São todos filmes realizados entre 1995 e 2000, por índios treinados pelo Projeto Vídeo nas Aldeias, do CTI - Centro de Trabalho Indigenista. De que modo é possível pensar estes filmes como elementos de representação e auto-imagem, já que são os próprios índios que captam a editam suas imagens?

Pensar esta questão implica, necessariamente, na consideração do contexto de que partem estas produções videográficas. O Projeto Vídeo nas Aldeias é uma iniciativa que tem início em 1987 no interior de uma ONG: o Centro de Trabalho Indigenista. Fundado em 1979 por antropólogos, educadores, e indigenistas interessados na auto-determinação de sociedades indígenas, numa época em que a chamada abertura da política brasileira ainda era apenas uma possibilidade vislumbrada, o Centro de Trabalho Indigenista, diferentemente de outras ONGs voltadas para a questão indígena, sempre atuou diretamente nas aldeias, a partir de relações de confiança e trabalho conjunto, estabelecidas com estas sociedades. Os antropólogos fundadores do CTI, que vinham realizando pesquisas em comunidades indígenas perceberam que teriam que abrir mão da chamada "neutralidade científica", assim como da "objetividade" da pesquisa. Só assim poderiam ter uma visão destas sociedades que não fosse marcada pela exterioridade. Neste sentido, era sim necessário tomar partido, observar a situação de contato estabelecida entre os índios e a sociedade nacional não como um processo natural, espontâneo e inexorável (como afirmavam vários antropólogos) e sim a partir de uma certa cumplicidade com as razões mais subjetivas dos índios neste processo.

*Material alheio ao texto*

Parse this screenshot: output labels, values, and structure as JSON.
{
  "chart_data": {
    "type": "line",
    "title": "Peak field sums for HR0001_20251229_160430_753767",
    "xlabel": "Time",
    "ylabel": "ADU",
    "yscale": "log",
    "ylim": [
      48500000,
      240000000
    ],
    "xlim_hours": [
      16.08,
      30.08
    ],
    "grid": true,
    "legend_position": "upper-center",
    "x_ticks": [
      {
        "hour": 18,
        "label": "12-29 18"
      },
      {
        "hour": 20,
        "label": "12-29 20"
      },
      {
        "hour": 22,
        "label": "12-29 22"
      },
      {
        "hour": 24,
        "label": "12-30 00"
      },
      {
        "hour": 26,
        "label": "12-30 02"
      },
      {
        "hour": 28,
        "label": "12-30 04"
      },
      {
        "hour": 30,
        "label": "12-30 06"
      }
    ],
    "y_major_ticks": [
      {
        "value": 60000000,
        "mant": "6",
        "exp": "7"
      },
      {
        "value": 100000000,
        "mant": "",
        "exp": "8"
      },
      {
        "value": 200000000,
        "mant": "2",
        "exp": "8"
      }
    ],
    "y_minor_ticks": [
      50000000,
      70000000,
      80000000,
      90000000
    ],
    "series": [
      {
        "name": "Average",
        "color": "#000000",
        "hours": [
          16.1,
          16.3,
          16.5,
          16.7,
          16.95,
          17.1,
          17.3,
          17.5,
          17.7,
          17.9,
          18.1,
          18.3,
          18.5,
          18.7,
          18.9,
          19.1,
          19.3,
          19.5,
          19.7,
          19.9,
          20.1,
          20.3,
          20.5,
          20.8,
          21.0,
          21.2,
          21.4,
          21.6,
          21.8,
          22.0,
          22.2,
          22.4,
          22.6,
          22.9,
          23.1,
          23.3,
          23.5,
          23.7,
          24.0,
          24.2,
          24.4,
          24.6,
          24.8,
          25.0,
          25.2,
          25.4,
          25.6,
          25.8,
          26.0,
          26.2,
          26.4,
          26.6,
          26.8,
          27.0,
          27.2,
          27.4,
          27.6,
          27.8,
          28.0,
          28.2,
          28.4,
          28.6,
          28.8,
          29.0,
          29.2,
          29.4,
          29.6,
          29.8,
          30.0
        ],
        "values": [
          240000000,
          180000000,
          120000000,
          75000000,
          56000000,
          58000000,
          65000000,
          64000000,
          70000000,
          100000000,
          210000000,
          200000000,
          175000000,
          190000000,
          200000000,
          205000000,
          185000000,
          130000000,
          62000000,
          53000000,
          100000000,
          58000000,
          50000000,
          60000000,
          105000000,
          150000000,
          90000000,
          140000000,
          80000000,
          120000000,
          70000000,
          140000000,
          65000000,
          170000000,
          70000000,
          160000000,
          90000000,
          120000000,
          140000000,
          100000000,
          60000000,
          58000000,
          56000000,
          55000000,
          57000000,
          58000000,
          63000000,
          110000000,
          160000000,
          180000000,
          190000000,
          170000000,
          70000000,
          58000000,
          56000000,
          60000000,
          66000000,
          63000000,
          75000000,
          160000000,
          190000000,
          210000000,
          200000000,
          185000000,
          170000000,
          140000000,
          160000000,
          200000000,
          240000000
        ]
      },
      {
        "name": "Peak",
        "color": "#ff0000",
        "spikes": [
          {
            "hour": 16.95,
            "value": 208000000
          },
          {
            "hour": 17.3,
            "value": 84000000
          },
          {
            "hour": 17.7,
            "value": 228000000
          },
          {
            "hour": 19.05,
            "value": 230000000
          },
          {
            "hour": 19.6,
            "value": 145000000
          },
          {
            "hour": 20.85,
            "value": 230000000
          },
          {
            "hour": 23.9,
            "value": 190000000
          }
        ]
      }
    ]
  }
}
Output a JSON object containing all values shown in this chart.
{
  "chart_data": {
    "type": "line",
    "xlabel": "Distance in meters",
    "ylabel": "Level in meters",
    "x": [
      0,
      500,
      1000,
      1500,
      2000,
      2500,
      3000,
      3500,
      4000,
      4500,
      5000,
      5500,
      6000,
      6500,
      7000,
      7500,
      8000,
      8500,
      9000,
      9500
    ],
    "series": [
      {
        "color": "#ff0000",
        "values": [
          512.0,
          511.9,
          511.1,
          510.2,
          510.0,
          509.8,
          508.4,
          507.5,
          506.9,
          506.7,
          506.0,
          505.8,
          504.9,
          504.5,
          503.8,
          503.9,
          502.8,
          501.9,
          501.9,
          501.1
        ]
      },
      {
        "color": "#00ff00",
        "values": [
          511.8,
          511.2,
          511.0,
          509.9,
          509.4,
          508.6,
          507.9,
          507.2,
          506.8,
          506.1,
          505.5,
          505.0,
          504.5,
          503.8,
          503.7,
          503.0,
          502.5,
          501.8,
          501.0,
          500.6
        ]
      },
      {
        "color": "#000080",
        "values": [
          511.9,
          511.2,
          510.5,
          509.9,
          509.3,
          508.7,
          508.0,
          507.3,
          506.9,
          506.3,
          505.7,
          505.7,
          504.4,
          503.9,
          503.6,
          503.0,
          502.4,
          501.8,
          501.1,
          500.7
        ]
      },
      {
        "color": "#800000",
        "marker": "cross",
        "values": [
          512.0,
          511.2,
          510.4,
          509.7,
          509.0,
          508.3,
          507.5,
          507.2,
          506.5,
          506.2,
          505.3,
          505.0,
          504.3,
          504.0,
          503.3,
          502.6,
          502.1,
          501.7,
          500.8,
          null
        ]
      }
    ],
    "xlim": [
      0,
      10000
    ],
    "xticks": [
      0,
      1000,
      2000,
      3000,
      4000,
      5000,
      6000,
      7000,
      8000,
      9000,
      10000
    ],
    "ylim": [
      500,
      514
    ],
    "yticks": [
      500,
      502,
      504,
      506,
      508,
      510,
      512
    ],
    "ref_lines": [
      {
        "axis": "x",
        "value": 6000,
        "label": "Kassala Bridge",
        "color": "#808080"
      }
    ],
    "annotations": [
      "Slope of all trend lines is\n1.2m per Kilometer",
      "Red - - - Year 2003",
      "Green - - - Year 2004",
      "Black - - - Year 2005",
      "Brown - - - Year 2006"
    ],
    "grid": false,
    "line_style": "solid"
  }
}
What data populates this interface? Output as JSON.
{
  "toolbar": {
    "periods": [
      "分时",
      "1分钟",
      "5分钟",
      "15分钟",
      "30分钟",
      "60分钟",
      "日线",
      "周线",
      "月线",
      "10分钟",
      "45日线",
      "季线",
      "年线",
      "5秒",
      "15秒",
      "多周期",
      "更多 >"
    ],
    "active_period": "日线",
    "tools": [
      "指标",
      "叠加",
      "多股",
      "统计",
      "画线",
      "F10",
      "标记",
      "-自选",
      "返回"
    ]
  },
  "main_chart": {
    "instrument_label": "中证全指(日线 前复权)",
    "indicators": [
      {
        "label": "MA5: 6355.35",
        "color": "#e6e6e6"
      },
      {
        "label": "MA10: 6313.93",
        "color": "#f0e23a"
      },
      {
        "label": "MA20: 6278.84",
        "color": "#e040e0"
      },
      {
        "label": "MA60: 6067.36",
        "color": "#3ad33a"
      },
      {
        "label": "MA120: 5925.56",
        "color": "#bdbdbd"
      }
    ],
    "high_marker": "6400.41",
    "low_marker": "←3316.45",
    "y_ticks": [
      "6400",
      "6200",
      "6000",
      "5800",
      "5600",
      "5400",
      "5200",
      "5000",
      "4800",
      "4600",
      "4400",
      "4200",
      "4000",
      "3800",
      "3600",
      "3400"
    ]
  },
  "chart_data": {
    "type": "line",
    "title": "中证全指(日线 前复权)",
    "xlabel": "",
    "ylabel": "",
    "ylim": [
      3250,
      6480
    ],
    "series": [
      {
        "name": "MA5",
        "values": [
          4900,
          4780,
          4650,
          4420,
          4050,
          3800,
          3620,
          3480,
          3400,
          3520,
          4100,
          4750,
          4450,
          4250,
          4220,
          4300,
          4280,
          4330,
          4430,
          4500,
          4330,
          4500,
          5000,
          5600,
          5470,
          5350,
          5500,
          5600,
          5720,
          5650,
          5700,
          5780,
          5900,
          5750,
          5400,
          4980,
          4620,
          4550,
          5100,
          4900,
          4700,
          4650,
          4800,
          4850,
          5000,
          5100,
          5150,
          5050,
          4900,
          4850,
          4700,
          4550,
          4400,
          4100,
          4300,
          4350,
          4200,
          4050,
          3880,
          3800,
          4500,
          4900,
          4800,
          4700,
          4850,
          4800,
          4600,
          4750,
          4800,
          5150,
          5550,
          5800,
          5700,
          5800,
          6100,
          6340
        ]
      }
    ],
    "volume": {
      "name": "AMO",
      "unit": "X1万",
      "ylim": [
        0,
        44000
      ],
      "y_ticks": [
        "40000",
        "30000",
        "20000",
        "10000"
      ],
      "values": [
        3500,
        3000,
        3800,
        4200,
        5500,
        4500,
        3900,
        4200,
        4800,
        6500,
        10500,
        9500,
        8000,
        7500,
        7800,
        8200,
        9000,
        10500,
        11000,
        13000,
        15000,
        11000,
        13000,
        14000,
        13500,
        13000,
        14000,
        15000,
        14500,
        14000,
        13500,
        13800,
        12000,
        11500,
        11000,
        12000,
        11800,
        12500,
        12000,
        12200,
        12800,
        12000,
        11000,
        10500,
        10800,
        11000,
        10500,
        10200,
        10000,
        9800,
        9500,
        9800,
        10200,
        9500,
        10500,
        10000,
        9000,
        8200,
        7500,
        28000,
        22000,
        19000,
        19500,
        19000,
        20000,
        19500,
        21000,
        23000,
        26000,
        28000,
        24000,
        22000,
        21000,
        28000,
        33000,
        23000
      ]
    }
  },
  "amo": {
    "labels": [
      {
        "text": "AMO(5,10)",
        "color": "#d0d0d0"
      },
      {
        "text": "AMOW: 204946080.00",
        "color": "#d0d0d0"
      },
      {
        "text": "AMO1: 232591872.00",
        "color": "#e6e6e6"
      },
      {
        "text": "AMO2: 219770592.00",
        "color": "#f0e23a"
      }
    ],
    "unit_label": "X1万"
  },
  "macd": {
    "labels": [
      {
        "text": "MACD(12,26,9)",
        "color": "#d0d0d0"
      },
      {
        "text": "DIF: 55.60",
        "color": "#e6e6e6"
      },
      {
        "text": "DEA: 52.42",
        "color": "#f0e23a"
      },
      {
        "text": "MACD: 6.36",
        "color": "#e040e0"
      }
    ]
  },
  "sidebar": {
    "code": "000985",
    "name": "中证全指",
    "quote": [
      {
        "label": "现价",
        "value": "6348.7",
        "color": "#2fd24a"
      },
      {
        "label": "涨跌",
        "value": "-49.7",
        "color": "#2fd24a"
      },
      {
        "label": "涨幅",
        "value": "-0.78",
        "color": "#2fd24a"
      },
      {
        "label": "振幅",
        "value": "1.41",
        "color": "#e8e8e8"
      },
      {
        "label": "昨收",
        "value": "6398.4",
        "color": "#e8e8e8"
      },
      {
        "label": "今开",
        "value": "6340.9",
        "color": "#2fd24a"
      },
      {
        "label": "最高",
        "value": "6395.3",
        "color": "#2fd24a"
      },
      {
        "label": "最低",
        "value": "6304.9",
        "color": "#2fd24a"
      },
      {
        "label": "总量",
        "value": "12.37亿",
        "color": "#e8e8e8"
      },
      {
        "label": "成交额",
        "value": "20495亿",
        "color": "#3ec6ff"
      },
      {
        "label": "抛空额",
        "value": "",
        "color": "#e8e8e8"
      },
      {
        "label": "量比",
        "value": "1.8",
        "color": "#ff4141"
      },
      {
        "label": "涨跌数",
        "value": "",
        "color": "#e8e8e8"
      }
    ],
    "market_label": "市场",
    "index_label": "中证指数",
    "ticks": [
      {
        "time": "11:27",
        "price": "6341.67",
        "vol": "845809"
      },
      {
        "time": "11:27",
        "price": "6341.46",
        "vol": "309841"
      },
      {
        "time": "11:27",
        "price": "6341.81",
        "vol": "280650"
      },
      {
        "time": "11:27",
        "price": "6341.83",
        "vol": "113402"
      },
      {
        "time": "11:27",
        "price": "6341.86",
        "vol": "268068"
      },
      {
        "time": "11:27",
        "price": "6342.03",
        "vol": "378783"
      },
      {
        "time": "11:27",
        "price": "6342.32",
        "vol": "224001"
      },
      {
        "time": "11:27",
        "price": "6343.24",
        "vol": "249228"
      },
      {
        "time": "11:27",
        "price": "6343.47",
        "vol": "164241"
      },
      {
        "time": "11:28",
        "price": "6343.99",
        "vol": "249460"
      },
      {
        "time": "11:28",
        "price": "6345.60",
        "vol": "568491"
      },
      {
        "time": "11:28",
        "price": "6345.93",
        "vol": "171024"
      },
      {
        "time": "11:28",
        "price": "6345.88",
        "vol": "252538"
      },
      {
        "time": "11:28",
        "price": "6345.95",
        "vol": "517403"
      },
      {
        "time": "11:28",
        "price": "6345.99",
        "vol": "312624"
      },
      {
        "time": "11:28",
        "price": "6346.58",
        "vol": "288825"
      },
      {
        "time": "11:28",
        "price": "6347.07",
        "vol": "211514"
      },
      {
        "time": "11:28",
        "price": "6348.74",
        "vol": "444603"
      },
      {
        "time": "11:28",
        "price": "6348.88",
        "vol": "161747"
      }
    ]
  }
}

Os projetos desenvolvidos pelo CTI sempre procuraram viabilizar atividades definidas pelas próprias comunidades que permitissem uma maior autonomia frente a sociedade nacional, sem deixar de levar em conta suas práticas culturais tradicionais. A viabilização de qualquer projeto envolvendo atividades econômicas - fosse a coleta da castanha pelos Gavião do Pará, o processamento do guaraná pelos Sateré Mawe na Amazônia, a exploração da borracha pelos Kaxinawá do Acre, o garimpagem desenvolvida pelos Waiãpi no Amapá, a fabricação de polpas de frutos do cerrado - enfim estas atividades não são nunca vistas como um fim em si mesmas. São como que estratégias a partir das quais um grupo se fortalece em termos sociais, políticos e culturais. Não são, neste sentido, projetos de ordem estritamente econômica.

O projeto Vídeo nas Aldeias se desenvolve a partir de 1987 com este mesmo espírito. A incorporação de uma tecnologia contemporânea de captação e manipulação da imagem foi uma iniciativa extremamente feliz e oportuna, principalmente quando se leva em conta o fato do CTI sempre ter trabalhado com sociedades de tradição oral, onde a escrita é uma atividade bastante marginal (embora tenha sua importância nas relações de contato).

A introdução do vídeo desencadeia nestas comunidades um processo de reflexão sobre a imagem em que os índios são, simultaneamente, sujeito e objeto desta reflexão, o que não era possível com o texto, que jamais despertou grande interesse entre eles. É, certamente, uma reflexão guiada e dirigida, onde se pode perceber as diretrizes dos coordenadores do projeto, assim como suas necessidades de obtenção de financiamento. Isto é bastante visível nos vídeos de Caimi Waiassé: Tem que ser Curioso (16'. CTI. 1996) e no de Divino Tserewahu: Hepari Idub'rada - Obrigado Irmão (17'. CTI. 1998). Ambos realizados por índios Xavante, têm uma mesma estrutura de roteiro: trata-se do depoimento de índios cinegrafistas, que narram como começaram a se interessar por gravar com a câmera de vídeo, como descobriram a importância da imagem tanto para os velhos como para as crianças, num tempo em que a memória é muito curta. A imagem é aqui vista como depositária da memória, num tempo de rápidas e intensas mudanças por que passam estas sociedades. Memória que é fundamental para grupos em que a mudança e a superação da situação presente não são valores em si, ao contrário do que ocorre em nossa sociedade, que parece apostar cada vez mais na obsolescência programada.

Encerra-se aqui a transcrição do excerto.